Lanka is an MBA student at Anjuman Institute of Technology and Management, Bhatkal. “The family reached Bengaluru at 9.15 am (on January 8), and Afaq left home 45 minutes later. When his mother called him at 11 am, there was no response,” Lanka said. Suboor had left Afaq’s Bengaluru apartment to work on a college project. News soon broke that he had been arrested by the Central Crime Branch.

Afaq’s wife is from the Nawayat community, many of whom are settled in Pakistan. “It is not unusual. We have at least 30 such cases here,” said Lanka. Anyone who lives in India for five years can claim citizenship. Afaq had tried for three years to get her citizenship papers, Lanka said. Afaq was an excellent footballer and would sometimes volunteer to teach children in Bhatkal.

Suboor’s Story

Abdus Suboor, the MBA student arrested with Afaq, is an enthusiastic entrepreneur. “He would advise us not to clamour for employment but to create a new business,” said Sarfraz Ahmed, his friend.

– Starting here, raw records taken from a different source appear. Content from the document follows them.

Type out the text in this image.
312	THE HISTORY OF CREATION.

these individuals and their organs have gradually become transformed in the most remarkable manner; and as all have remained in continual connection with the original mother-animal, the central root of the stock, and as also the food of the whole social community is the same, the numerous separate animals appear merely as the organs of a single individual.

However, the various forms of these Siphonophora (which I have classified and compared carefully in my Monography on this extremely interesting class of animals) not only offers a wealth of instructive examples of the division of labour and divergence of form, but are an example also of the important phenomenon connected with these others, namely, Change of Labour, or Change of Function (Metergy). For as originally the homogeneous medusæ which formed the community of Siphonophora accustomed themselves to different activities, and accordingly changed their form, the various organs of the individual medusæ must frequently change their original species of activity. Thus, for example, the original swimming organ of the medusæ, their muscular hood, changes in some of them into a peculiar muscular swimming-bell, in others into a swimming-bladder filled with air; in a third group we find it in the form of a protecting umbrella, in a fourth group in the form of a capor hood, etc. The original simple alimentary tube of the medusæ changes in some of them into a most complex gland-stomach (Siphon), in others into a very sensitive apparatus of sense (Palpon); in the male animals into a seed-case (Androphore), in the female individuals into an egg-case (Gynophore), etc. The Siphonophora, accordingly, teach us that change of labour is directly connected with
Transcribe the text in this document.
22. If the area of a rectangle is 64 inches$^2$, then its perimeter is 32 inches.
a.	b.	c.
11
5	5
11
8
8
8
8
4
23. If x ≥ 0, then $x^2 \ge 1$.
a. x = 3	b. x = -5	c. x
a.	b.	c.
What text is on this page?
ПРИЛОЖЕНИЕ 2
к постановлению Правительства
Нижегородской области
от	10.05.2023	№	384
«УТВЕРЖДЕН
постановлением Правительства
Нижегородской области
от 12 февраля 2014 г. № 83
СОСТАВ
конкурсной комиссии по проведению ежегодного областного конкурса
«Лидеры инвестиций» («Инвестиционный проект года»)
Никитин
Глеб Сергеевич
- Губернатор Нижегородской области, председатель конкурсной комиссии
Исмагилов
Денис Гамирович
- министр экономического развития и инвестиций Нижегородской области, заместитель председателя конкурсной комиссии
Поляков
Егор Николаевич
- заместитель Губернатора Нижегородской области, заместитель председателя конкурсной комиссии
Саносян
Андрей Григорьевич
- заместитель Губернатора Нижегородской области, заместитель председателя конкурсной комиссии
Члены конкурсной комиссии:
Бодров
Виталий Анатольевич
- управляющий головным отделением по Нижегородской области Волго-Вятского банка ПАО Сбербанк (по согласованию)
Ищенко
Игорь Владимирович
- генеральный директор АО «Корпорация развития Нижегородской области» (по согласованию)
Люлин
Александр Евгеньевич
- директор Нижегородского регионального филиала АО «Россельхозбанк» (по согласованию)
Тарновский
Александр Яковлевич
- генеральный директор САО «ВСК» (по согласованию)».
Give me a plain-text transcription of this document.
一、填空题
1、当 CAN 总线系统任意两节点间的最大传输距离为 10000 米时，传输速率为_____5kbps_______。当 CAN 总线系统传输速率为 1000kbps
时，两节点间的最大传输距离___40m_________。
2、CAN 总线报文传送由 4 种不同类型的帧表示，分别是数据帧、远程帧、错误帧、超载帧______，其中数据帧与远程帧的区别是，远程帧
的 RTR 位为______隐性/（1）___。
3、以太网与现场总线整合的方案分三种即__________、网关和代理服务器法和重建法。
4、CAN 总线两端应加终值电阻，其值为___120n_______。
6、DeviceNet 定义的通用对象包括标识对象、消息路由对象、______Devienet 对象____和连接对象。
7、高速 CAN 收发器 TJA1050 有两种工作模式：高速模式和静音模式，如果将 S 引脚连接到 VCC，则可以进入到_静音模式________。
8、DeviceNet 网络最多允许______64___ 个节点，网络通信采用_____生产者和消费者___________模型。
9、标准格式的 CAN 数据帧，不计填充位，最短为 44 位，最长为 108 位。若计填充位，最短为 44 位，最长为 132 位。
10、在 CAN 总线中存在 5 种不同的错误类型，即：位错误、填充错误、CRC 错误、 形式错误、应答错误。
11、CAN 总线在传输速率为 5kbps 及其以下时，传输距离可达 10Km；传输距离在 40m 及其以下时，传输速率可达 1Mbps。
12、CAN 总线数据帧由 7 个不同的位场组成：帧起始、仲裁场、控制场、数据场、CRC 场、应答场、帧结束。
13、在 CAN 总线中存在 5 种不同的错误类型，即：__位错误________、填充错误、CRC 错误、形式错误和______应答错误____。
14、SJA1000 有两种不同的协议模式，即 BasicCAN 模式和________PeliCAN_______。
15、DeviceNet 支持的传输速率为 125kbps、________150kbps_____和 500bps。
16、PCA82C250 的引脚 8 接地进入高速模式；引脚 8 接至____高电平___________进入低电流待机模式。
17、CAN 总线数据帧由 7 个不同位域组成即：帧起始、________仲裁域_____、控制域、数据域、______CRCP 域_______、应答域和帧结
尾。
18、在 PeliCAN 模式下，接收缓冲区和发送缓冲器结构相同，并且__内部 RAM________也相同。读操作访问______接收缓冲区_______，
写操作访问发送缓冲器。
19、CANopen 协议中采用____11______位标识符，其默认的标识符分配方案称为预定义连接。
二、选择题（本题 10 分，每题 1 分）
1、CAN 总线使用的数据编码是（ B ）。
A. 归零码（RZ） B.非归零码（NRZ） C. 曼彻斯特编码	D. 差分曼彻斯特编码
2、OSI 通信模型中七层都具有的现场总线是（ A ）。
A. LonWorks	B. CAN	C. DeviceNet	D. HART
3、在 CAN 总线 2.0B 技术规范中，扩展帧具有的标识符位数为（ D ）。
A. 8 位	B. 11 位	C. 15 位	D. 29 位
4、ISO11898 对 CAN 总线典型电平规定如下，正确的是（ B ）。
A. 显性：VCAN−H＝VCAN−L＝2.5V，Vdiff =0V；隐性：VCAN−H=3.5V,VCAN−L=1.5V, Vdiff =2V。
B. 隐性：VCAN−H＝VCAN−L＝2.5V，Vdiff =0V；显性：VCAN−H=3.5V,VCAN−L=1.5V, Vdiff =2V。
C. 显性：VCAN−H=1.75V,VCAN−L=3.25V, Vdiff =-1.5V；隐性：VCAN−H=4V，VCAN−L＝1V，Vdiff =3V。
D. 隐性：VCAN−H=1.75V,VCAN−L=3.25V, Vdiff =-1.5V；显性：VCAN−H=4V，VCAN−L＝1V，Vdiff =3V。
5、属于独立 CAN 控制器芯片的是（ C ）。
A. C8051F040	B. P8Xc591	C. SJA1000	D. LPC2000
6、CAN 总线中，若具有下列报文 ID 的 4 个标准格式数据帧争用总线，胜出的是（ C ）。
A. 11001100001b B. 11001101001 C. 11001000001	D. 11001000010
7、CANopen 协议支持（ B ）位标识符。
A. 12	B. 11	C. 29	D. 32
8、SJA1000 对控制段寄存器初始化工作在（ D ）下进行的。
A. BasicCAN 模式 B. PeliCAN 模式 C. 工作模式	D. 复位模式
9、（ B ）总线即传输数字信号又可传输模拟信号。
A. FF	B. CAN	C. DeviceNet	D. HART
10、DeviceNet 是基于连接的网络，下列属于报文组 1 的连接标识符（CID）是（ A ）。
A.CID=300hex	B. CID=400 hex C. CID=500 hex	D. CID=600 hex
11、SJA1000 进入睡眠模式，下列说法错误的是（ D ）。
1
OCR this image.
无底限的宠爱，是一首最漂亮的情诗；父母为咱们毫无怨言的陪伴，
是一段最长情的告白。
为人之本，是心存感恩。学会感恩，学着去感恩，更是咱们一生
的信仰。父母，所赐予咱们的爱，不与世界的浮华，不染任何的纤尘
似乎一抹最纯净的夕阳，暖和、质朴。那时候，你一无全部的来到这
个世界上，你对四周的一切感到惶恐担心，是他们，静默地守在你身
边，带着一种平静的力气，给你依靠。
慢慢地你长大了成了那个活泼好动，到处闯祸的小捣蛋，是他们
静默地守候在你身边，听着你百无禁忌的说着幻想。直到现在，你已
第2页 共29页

Suboor and Ahmed had bought a dairy farm for `1.5 lakh a year-and-a-half ago, and had been supplying fresh milk to about 200 homes. “We wanted to give our customers a chemical-free product. We had also put up a solar unit at Khazia Bungalow in Nawayat Colony. The building runs on solar power,” said Ahmed.

Their families wanted them to finish their studies and then take up business. “We have been friends for eight years,” Ahmed said. “If he’d had any such links, he would have told me.”

Mustaq Ahmed, vice-principal of Anjuman Institute, said the news about Suboor was disturbing. “The boy was simple and never showed aggression. In two decades, I have not come across any terror case at our institution.”

Little Arab

Majlise Islah Wo Tanzeem, a confederation of Islamic organisations in Bhatkal, is influential enough to determine election results. During the recent municipal elections, it made its recommendations clear. In 23 wards, 18 candidates picked by Tanzeem won. The town is called Little Arab because, as a resident said, “every second house has someone working in the Middle East.” Bhatkal also has about 100 mosques.